61. l'ennui

J'ai commencé L'Ennui de Moravia hier soir. Lu jusqu'à 1h30 du matin.

Ce matin, réveil dans la ouate. Gros soleil. La neige ne fond pas, elle disparaît. Comme si elle s'évaporait directement. De grandes plaques de terre et d'herbe jaune brunâtre coupée court apparaissent ici et là. Cet hiver, j'avais repéré plusieurs cabanes à sucre dans la région. Ont-ils commencé à entailler les érables ? J'imagine que oui. J'irai voir par là un de ces jours pour faire provision de sirop, c'est tellement bon avec des crêpes.

La lecture de ce livre me pèse, je commence à songer à laisser tomber, à ne pas me rendre jusqu'au bout, mais au point où j'en suis, j'ai envie de savoir comment tout cela va se terminer. Si c'est comme dans les autres romans de cet auteur, il n'y a pas de véritable conclusion, mais juste une interruption du récit qui pourrait survenir n'importe où dans le livre, à partir d'un certain point. Le climat y est lourd, sourd, l'incommunicabilité y est expliquée et exprimée jusque dans ses moindres détails, pratiquement au superlatif. C'est l'ennui d'un homme. C'est un jeune peintre qui se retrouve incapable de continuer. Qui se sent nul, désintéressé, et qui abandonne tout en lacérant sa toile au couteau dès le début de l'histoire, analysée sous toutes ses coutures. Un passage :

    Ce qui me frappait surtout c'est que tout en désirant ardemment faire quelque chose, je ne voulais absolument rien faire. Tout ce que j'aurais voulu entreprendre se présentait à moi, accouplé, comme un frère siamois à son frère, à son contraire qu'en même temps je ne voulais pas faire. Je sentais donc que je ne voulais voir personne mais également ne pas rester seul ; que je ne voulais pas rester à la maison mais ne pas sortir non plus ; que je ne voulais voyager mais en même temps ne pas continuer à vivre à Rome ; que je ne voulais plus peindre mais aussi ne pas rester sans peindre ; que je ne voulais pas demeurer éveillé sans pour cela vouloir dormir ; que je ne voulais pas faire l'amour mais sans accepter de ne pas le faire et ainsi de suite. Je sentais, dis-je, mais je devrais plutôt dire que j'éprouvais de la répugnance, du dégoût, de l'horreur.

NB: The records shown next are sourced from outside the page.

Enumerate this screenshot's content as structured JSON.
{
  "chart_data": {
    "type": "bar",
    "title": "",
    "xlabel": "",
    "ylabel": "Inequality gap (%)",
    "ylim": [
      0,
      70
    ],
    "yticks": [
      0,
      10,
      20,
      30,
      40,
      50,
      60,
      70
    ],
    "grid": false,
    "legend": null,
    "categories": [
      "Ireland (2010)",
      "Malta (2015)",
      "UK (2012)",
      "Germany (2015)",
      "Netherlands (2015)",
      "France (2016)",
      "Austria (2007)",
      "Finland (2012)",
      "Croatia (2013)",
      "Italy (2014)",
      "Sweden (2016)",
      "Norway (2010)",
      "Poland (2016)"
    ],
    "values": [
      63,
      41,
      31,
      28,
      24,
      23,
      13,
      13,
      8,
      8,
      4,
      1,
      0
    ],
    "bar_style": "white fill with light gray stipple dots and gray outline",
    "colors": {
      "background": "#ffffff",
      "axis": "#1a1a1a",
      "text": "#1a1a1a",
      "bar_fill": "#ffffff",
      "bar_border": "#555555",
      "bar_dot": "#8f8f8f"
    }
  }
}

    De temps en temps, entre ces frénésies de mon ennui, je me demandais si par hasard je ne souhaitais pas mourir ; c'était une question raisonnable puisqu'il me déplaisait tant de vivre. Mais je m'apercevais alors avec stupeur que bien qu'il me déplût de vivre, je ne voulais pas non plus mourir. Ainsi ces alternatives accouplées qui, comme en un funeste ballet, me défilaient dans la tête, ne s'arrêtaient pas non plus en face du choix extrême entre la vie et la mort. Il m'arrivait de penser qu'en réalité je voulais moins mourir que ne pas continuer à vivre d'une telle manière.